House of Games: 1987, dir. David Mamet. Seen on DVD (Oct. 6).
My boyfriend rented this one, and watched it alone, but advised me to see it because I like heist films and caper films and con films. I thought it looked interesting but I really had to talk myself into watching it. It is difficult to get in the right mood to deal with Mamet’s particular style of dialogue.
It was worth the effort, though. I liked House of Games a lot, more than my boyfriend did. It was a little cold and distant, in the way some noir films are, but without the morality of noir (arguably dictated less by the genre than by the Production Code of the 1940s).
House of Games is about a psychiatrist who, in trying to help a client who is a compulsive gambler, gets sucked into a world of gambling and confidence tricks and sexual attraction to Joe Mantegna.
The dialogue does take some getting used to. At times it is much too stilted, but at other times one imagines these particular characters might well speak to each other in such an artificial way. And once in awhile, a character breaks through this style of dialogue to shout something that sounds even more real and heartfelt when contrasted with the rest of the film.
It also took time for me to get used to Lindsay Crouse’s character, the psychiatrist, who is extremely detached at the beginning of the movie. At first I thought it might be the acting, but no, this is intentional. Things change (no, that wasn’t an intentional Mamet reference, but you can pretend it is) once she meets Joe Mantegna’s character, who was more charming than I would have suspected.

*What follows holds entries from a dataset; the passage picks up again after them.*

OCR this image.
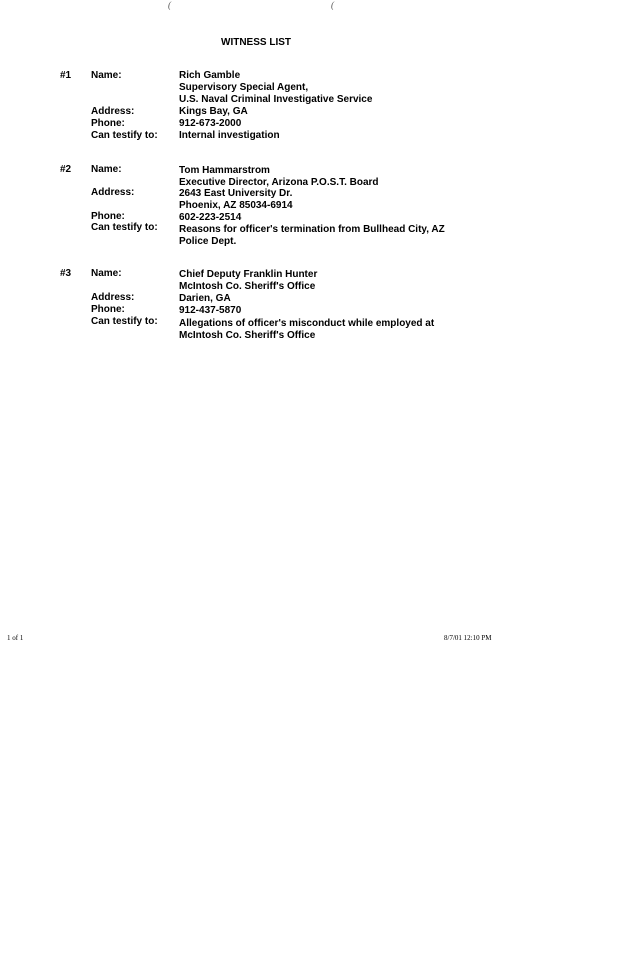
(	(
WITNESS LIST
#1 Name:	Rich Gamble
Supervisory Special Agent,
U.S. Naval Criminal Investigative Service
Address:	Kings Bay, GA
Phone:	912-673-2000
Can testify to: Internal investigation
#2 Name:	Tom Hammarstrom
Executive Director, Arizona P.O.S.T. Board
Address:	2643 East University Dr.
Phoenix, AZ 85034-6914
Phone:	602-223-2514
Can testify to: Reasons for officer's termination from Bullhead City, AZ
Police Dept.
#3 Name:	Chief Deputy Franklin Hunter
McIntosh Co. Sheriff's Office
Address:	Darien, GA
Phone:	912-437-5870
Can testify to: Allegations of officer's misconduct while employed at
McIntosh Co. Sheriff's Office
1 of 1	8/7/01 12:10 PM
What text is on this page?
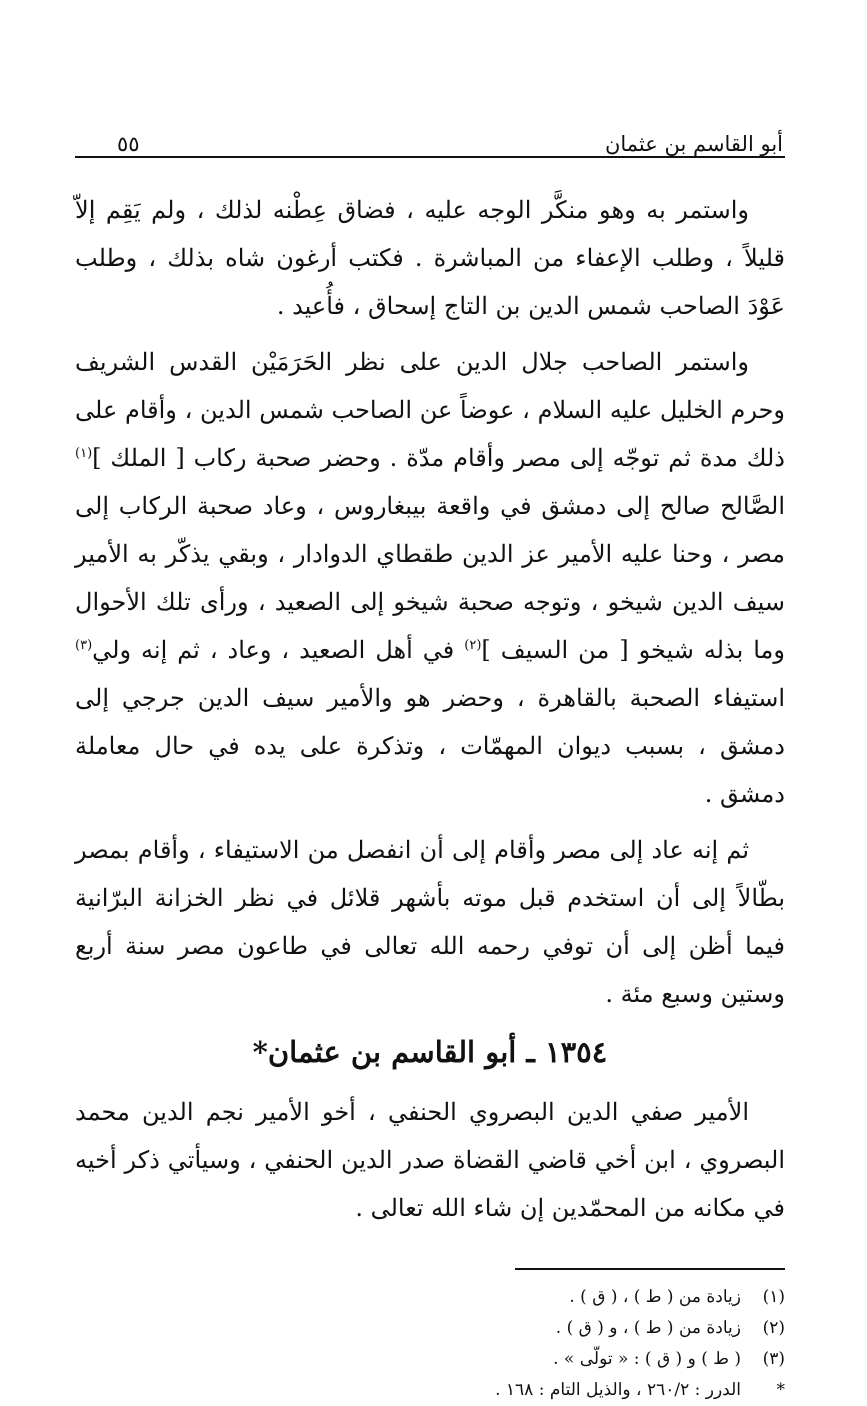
أبو القاسم بن عثمان
٥٥

واستمر به وهو منكَّر الوجه عليه ، فضاق عِطْنه لذلك ، ولم يَقِم إلاّ قليلاً ، وطلب الإعفاء من المباشرة . فكتب أرغون شاه بذلك ، وطلب عَوْدَ الصاحب شمس الدين بن التاج إسحاق ، فأُعيد .

واستمر الصاحب جلال الدين على نظر الحَرَمَيْن القدس الشريف وحرم الخليل عليه السلام ، عوضاً عن الصاحب شمس الدين ، وأقام على ذلك مدة ثم توجّه إلى مصر وأقام مدّة . وحضر صحبة ركاب [ الملك ]$^{(١)}$ الصَّالح صالح إلى دمشق في واقعة بيبغاروس ، وعاد صحبة الركاب إلى مصر ، وحنا عليه الأمير عز الدين طقطاي الدوادار ، وبقي يذكّر به الأمير سيف الدين شيخو ، وتوجه صحبة شيخو إلى الصعيد ، ورأى تلك الأحوال وما بذله شيخو [ من السيف ]$^{(٢)}$ في أهل الصعيد ، وعاد ، ثم إنه ولي$^{(٣)}$ استيفاء الصحبة بالقاهرة ، وحضر هو والأمير سيف الدين جرجي إلى دمشق ، بسبب ديوان المهمّات ، وتذكرة على يده في حال معاملة دمشق .

ثم إنه عاد إلى مصر وأقام إلى أن انفصل من الاستيفاء ، وأقام بمصر بطّالاً إلى أن استخدم قبل موته بأشهر قلائل في نظر الخزانة البرّانية فيما أظن إلى أن توفي رحمه الله تعالى في طاعون مصر سنة أربع وستين وسبع مئة .

١٣٥٤ ـ أبو القاسم بن عثمان*

الأمير صفي الدين البصروي الحنفي ، أخو الأمير نجم الدين محمد البصروي ، ابن أخي قاضي القضاة صدر الدين الحنفي ، وسيأتي ذكر أخيه في مكانه من المحمّدين إن شاء الله تعالى .

(١)
زيادة من ( ط ) ، ( ق ) .
(٢)
زيادة من ( ط ) ، و ( ق ) .
(٣)
( ط ) و ( ق ) : « تولّى » .
*
الدرر : ٢٦٠/٢ ، والذيل التام : ١٦٨ .
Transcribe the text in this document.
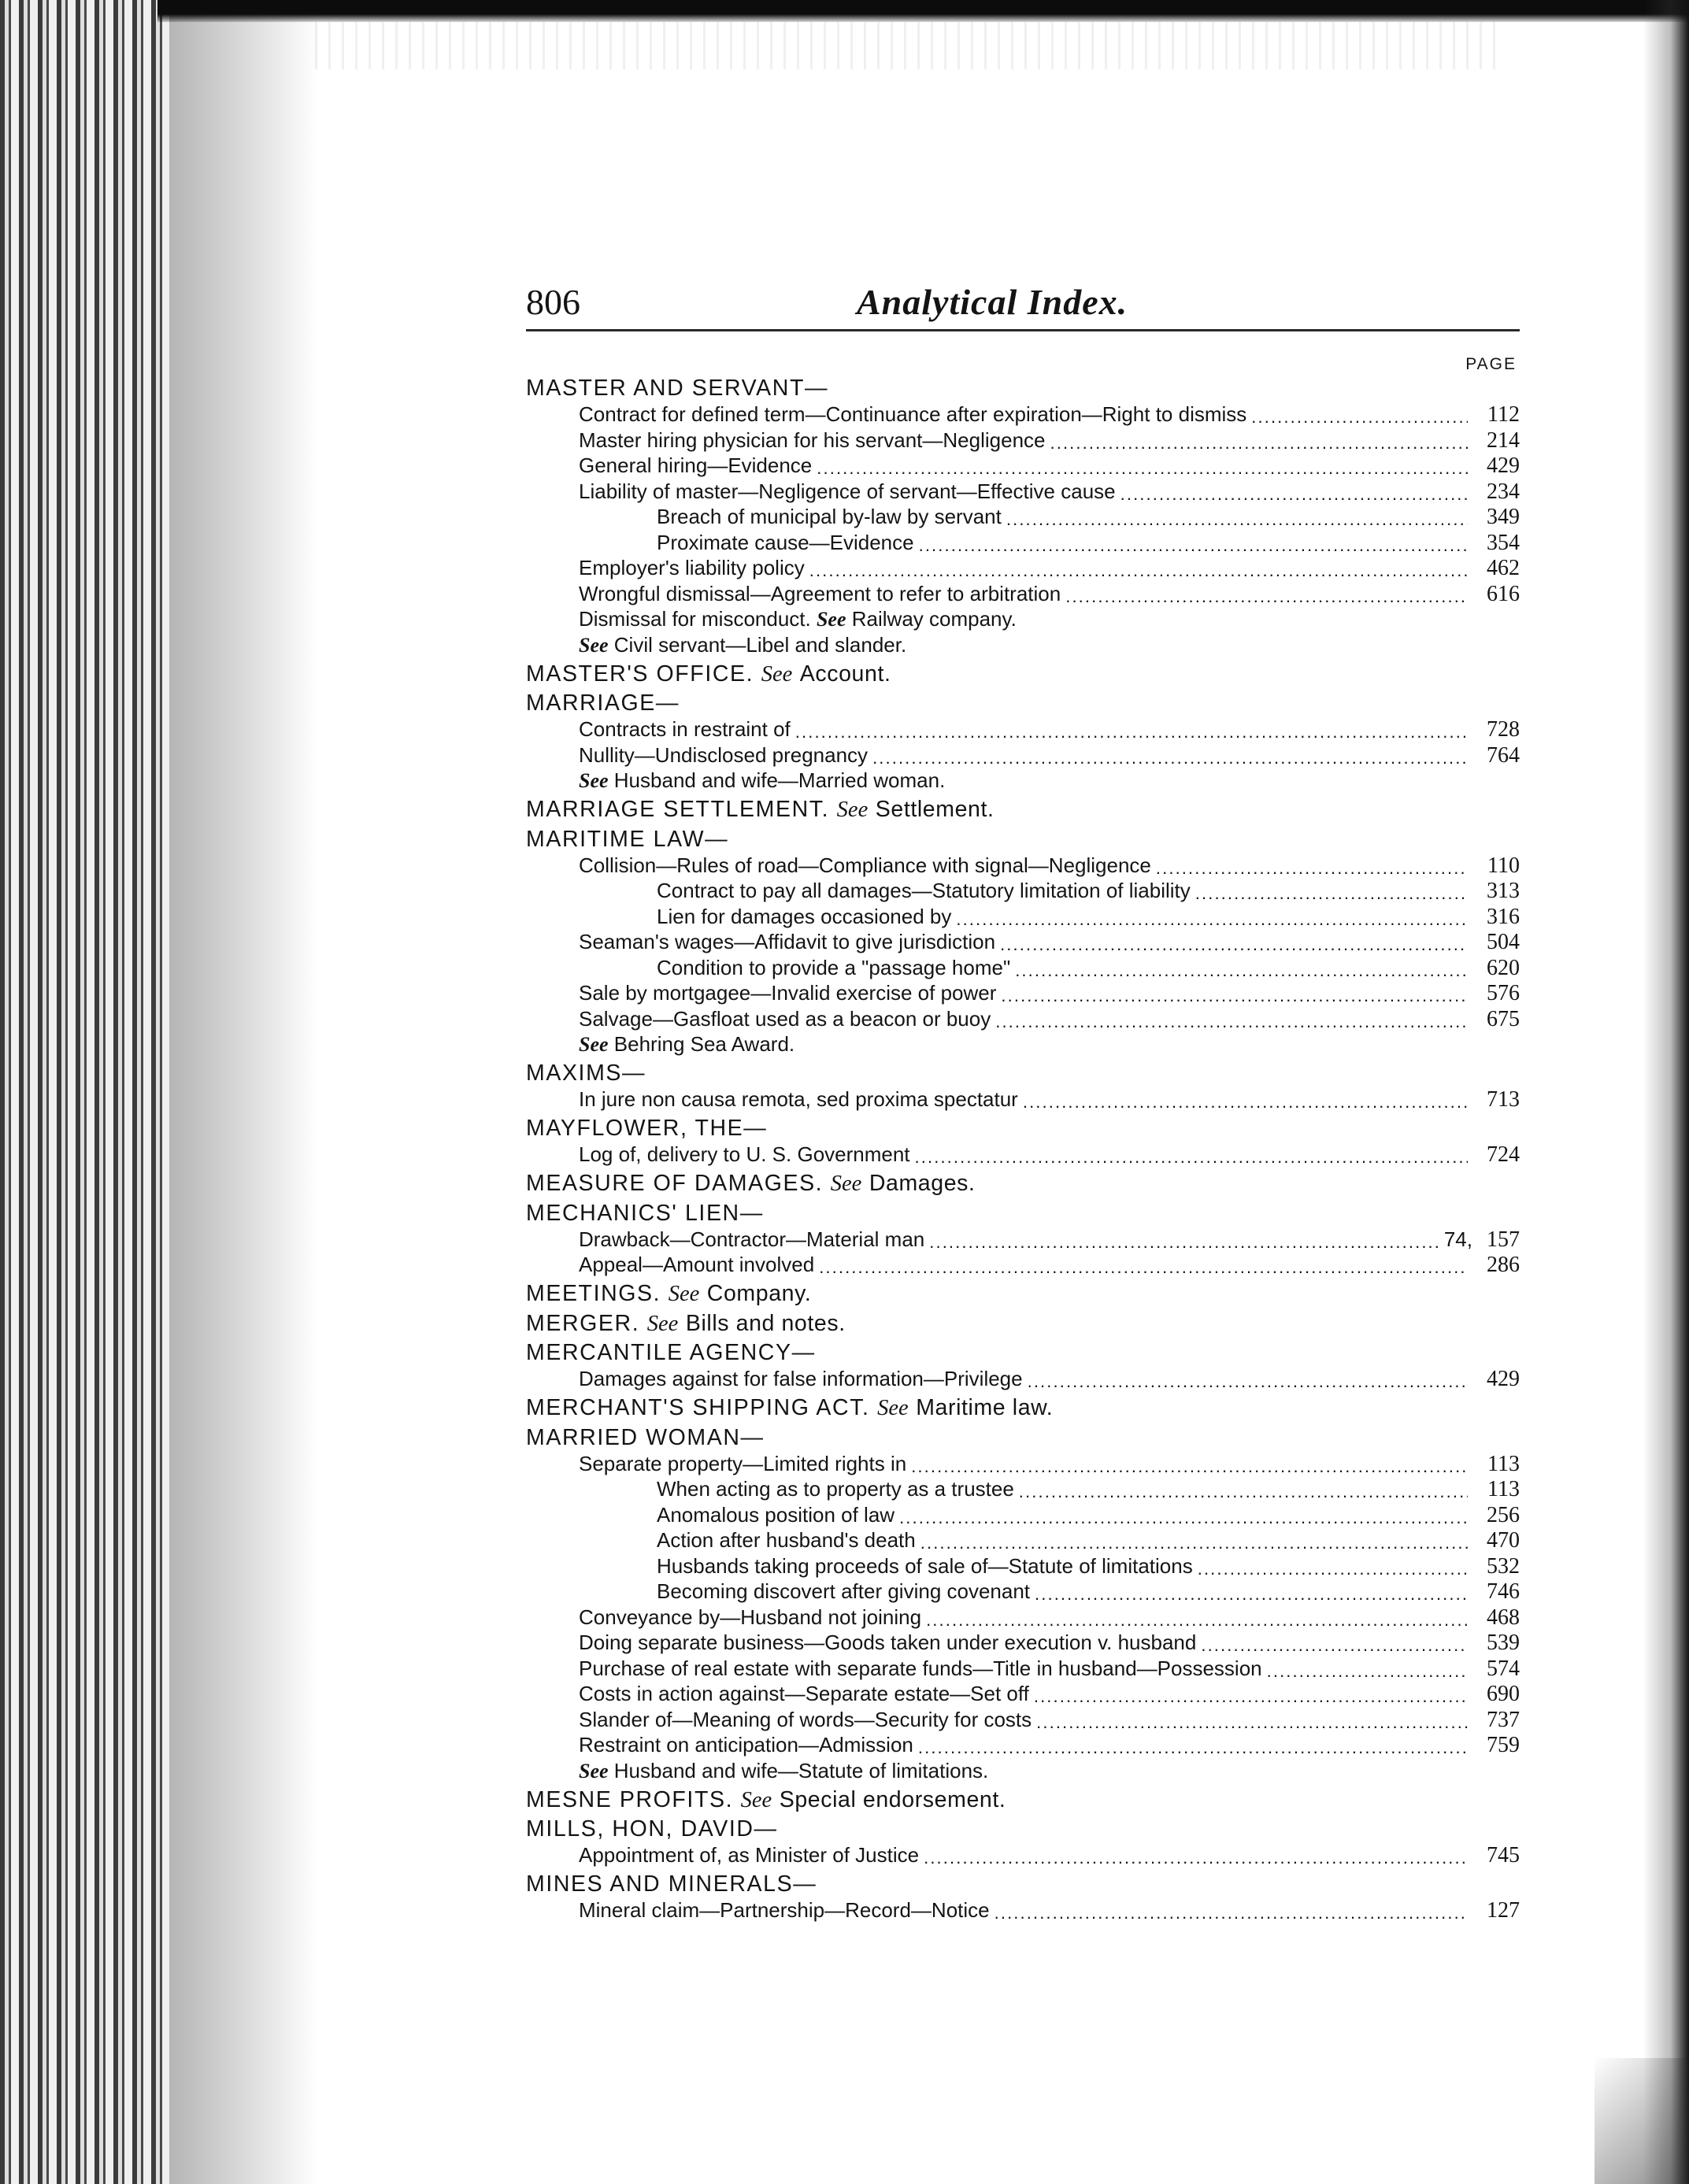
806	Analytical Index.
PAGE
MASTER AND SERVANT—
Contract for defined term—Continuance after expiration—Right to dismiss . . .	112
Master hiring physician for his servant—Negligence . . .	214
General hiring—Evidence . . .	429
Liability of master—Negligence of servant—Effective cause . . .	234
Breach of municipal by-law by servant . . .	349
Proximate cause—Evidence . . .	354
Employer's liability policy . . .	462
Wrongful dismissal—Agreement to refer to arbitration . . .	616
Dismissal for misconduct. See Railway company.
See Civil servant—Libel and slander.
MASTER'S OFFICE. See Account.
MARRIAGE—
Contracts in restraint of . . .	728
Nullity—Undisclosed pregnancy . . .	764
See Husband and wife—Married woman.
MARRIAGE SETTLEMENT. See Settlement.
MARITIME LAW—
Collision—Rules of road—Compliance with signal—Negligence . . .	110
Contract to pay all damages—Statutory limitation of liability . . .	313
Lien for damages occasioned by . . .	316
Seaman's wages—Affidavit to give jurisdiction . . .	504
Condition to provide a "passage home" . . .	620
Sale by mortgagee—Invalid exercise of power . . .	576
Salvage—Gasfloat used as a beacon or buoy . . .	675
See Behring Sea Award.
MAXIMS—
In jure non causa remota, sed proxima spectatur . . .	713
MAYFLOWER, THE—
Log of, delivery to U. S. Government . . .	724
MEASURE OF DAMAGES. See Damages.
MECHANICS' LIEN—
Drawback—Contractor—Material man . . .	74, 157
Appeal—Amount involved . . .	286
MEETINGS. See Company.
MERGER. See Bills and notes.
MERCANTILE AGENCY—
Damages against for false information—Privilege . . .	429
MERCHANT'S SHIPPING ACT. See Maritime law.
MARRIED WOMAN—
Separate property—Limited rights in . . .	113
When acting as to property as a trustee . . .	113
Anomalous position of law . . .	256
Action after husband's death . . .	470
Husbands taking proceeds of sale of—Statute of limitations . . .	532
Becoming discovert after giving covenant . . .	746
Conveyance by—Husband not joining . . .	468
Doing separate business—Goods taken under execution v. husband . . .	539
Purchase of real estate with separate funds—Title in husband—Possession . . .	574
Costs in action against—Separate estate—Set off . . .	690
Slander of—Meaning of words—Security for costs . . .	737
Restraint on anticipation—Admission . . .	759
See Husband and wife—Statute of limitations.
MESNE PROFITS. See Special endorsement.
MILLS, HON, DAVID—
Appointment of, as Minister of Justice . . .	745
MINES AND MINERALS—
Mineral claim—Partnership—Record—Notice . . .	127
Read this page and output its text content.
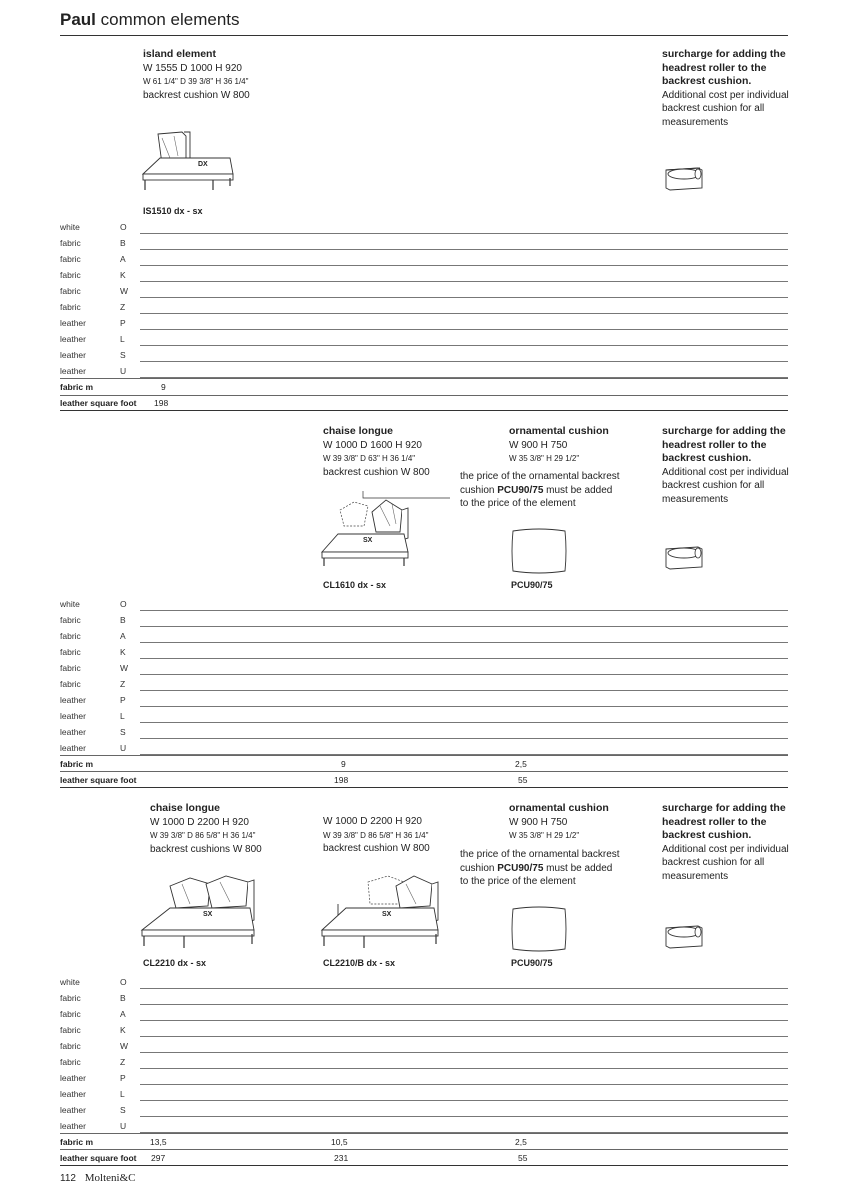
Paul common elements
island element
W 1555 D 1000 H 920
W 61 1/4" D 39 3/8" H 36 1/4"
backrest cushion W 800
surcharge for adding the
headrest roller to the
backrest cushion.
Additional cost per individual
backrest cushion for all
measurements
DX
IS1510 dx - sx
white	O
fabric	B
fabric	A
fabric	K
fabric	W
fabric	Z
leather	P
leather	L
leather	S
leather	U
fabric m	9
leather square foot 198
chaise longue
W 1000 D 1600 H 920
W 39 3/8" D 63" H 36 1/4"
backrest cushion W 800
ornamental cushion
W 900 H 750
W 35 3/8" H 29 1/2"
the price of the ornamental backrest
cushion PCU90/75 must be added
to the price of the element
surcharge for adding the
headrest roller to the
backrest cushion.
Additional cost per individual
backrest cushion for all
measurements
SX
CL1610 dx - sx	PCU90/75
white	O
fabric	B
fabric	A
fabric	K
fabric	W
fabric	Z
leather	P
leather	L
leather	S
leather	U
fabric m	9	2,5
leather square foot	198	55
chaise longue
W 1000 D 2200 H 920
W 39 3/8" D 86 5/8" H 36 1/4"
backrest cushions W 800
W 1000 D 2200 H 920
W 39 3/8" D 86 5/8" H 36 1/4"
backrest cushion W 800
ornamental cushion
W 900 H 750
W 35 3/8" H 29 1/2"
the price of the ornamental backrest
cushion PCU90/75 must be added
to the price of the element
surcharge for adding the
headrest roller to the
backrest cushion.
Additional cost per individual
backrest cushion for all
measurements
SX	SX
CL2210 dx - sx	CL2210/B dx - sx	PCU90/75
white	O
fabric	B
fabric	A
fabric	K
fabric	W
fabric	Z
leather	P
leather	L
leather	S
leather	U
fabric m	13,5	10,5	2,5
leather square foot 297	231	55
112 Molteni&C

It was a little difficult for me to believe that Crouse’s character didn’t realize she was being conned, because I knew as soon as she offered to give the guys the money that, yeah, it had to be a con. There were too many holes in the story for it not to be, but then the character was caught in the moment and thought she’d just seen a murder and surely wasn’t thinking clearly.
I liked the end, I have to say. Maybe there should have been a different resolution, one involving punishment for everyone without death. But I liked the idea that the detached, overworked woman from the beginning of the film had become something entirely different at the end.
If you watch a lot of con-man movies, you might not be very surprised by the plot, but it’s still suspenseful and very good. Even if you’re not fond of Mamet, it’s still worth watching.
Ooh, I’m glad you liked the film. I don’t know too many people who’ve seen it, and fewer who were willing to join me in saying “I liked that!” I saw this movie when I was a teenager, and it just blew me away. Returning to it in later years, I could see the plot holes, and the setup for the con was obvious. But Lindsay Crouse really pulled me in, and I reveled in her transformation. And then there was that crush on Joe Mantegna (??), which I’ve finally set quietly aside. The pattern of speech is … well, it’s Mamet, which means it’s strange. But somehow I like that stilted speech best in his con/caper movies (e.g. this movie and the Spanish Prisoner). It somehow creates another dimension to the film, another step away from ‘reality.’ I have to admit I don’t like it as much in his other flicks.